When you attach a storage disk to a Mac with the purpose of erasing or repartitioning it, you'll be presented with the option of selecting one of the three available partition maps: GUID Partition Map, Master Boot Record, and Apple Partition Map. In this article we will explain what a partition scheme is and which one to pick when formatting a drive.
What Is a Partition?
The fixed-sized subset of a disk drive treated as an individual unit by the operating system (in our case macOS) is defined as a partition. On every drive there are multiple partitions, and for this you will need a partition table or partition map – maintained by the operating system – to detail the status of the partitions.
GUID Partition Map
This is a standard for the layout of the partition table on a storage disk using globally unique identifiers (GUIDs). As part of the Unified Extensible Firmware Interface (UEFI) standard, GUID is a bootable standard for systems with EFI firmware such as macOS. Non-Intel Macs won't support this bootable standard, hence the only option available to them is the Apple Partition Map (APM).
Apple Partition Map
Used on disks formatted for use with 68k and PowerPC Macs, the Apple Partition Map is the scheme that defines how the data is organized. Starting with OS X Tiger, both APM and GUID partitions can be used for accessing volumes, but PowerPC-based Macs can only boot from APM disks. While Intel-based Macs generally boot from a GUID Partition Table, they are all able to start the operating system from APM and Master Boot Record (MBR) using the BIOS-Emulation called EFI-CSM.
Master Boot Record
Introduced by IBM in 1983 to support the 10MB hard disk, the Master Boot Record is a type of boot sector developed for use with IBM PC systems. It is currently used for Windows partitions formatted as MS-DOS (FAT) or ExFAT.
Choosing a Partition Map
Now you know which partitioning map is which, the next time you insert an external drive or want to partition the built-in storage disk of the Mac, it will be easier to choose between the available options.

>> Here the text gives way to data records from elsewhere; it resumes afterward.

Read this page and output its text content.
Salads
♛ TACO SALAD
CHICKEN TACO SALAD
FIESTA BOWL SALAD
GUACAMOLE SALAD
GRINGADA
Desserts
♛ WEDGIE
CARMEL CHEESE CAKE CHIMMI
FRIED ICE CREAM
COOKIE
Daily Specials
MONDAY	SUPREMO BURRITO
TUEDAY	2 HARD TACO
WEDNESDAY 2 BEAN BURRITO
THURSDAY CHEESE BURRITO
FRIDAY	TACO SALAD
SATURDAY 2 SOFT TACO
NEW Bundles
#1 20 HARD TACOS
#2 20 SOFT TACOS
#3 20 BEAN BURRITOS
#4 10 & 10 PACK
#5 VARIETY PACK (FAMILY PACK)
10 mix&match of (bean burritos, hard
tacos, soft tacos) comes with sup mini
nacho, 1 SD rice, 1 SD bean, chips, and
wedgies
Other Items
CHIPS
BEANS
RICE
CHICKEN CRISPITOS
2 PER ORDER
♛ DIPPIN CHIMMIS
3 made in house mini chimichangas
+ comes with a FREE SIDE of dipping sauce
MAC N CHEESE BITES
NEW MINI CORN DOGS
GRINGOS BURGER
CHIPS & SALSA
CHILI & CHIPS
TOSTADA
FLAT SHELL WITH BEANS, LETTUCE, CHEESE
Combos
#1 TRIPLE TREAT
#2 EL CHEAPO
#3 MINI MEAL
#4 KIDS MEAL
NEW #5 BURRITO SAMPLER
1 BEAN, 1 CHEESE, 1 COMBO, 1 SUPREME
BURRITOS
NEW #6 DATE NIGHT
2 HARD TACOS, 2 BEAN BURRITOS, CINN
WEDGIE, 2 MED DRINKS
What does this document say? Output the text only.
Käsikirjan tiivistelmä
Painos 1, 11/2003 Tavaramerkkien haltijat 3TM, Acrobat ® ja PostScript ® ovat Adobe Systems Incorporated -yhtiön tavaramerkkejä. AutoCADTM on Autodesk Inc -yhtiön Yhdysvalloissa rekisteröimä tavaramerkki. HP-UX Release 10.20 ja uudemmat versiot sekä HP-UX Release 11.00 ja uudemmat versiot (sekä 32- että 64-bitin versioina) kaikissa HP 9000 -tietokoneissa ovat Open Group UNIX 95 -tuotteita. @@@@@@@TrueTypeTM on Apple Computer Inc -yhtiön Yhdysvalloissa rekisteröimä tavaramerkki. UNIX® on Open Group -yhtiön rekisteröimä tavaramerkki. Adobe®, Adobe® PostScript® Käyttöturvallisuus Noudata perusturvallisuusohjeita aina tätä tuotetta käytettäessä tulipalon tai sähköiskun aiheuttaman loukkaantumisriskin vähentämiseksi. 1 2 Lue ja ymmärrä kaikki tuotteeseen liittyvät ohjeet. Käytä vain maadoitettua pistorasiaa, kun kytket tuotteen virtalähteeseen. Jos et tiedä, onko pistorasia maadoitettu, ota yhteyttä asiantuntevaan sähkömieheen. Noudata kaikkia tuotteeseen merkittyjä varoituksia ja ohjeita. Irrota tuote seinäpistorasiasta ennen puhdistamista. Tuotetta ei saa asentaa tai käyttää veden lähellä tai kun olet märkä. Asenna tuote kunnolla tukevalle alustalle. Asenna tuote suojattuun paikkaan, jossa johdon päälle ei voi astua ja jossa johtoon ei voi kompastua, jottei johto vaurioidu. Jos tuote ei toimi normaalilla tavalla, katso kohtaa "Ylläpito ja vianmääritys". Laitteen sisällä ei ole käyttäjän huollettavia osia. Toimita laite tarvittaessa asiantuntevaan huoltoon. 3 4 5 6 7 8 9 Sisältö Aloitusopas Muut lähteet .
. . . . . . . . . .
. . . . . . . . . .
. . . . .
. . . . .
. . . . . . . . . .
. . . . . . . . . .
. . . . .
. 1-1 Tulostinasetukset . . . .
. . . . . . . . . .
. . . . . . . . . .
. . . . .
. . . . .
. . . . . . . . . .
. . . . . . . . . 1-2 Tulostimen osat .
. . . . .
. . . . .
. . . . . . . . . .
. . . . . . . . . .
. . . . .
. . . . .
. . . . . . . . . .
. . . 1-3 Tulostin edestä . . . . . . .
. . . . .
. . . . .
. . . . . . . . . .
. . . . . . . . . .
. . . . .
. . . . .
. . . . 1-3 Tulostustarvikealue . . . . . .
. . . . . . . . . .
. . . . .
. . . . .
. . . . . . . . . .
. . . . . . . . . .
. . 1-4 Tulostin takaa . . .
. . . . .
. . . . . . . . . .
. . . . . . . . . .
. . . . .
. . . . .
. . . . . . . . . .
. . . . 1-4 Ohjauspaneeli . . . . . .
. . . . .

When formatting or erasing a volume with Disk Utility, you'll see a format menu prompt asking you to choose from:
- Mac OS Extended (Journaled)
- Mac OS Extended (Journaled, Encrypted)
- Mac OS Extended (Case-sensitive, Journaled)
- Mac OS Extended (Case-sensitive, Journaled, Encrypted)
- MS-DOS (FAT)
- APFS (macOS High Sierra’s new file system)
- APFS (Encrypted)
- APFS (Case-sensitive)
- APFS (Case-sensitive, Encrypted).
Be aware that APFS is compatible only with macOS High Sierra and higher, so earlier versions of OS X or macOS won't mount an APFS volume. If you want maximum reach, Mac OS Extended (Journaled) is the right choice.
Below the file system format, the Disk Utility dialog box will list another contextual menu, the partition map scheme, which gives you another great tool to create targeted volumes. If you are looking to format a disk that will be shared with Windows users, the MBR scheme and MS-DOS (FAT) are the best choices. For drives used with Intel-based Macs only, the GUID Partition Map should the option to go for.
If you don't see the partition map scheme option, it is likely because Disk Utility doesn't list all volumes. This will prohibit Disk Utility from erasing the disk and show you an error message. To address this issue, you should click on the View button located in the top-left side of the Disk Utility dialog box and select “Show All Volumes”. From that point on, Disk Utility will ask for your partition map preference, and the formatting process will be smoother.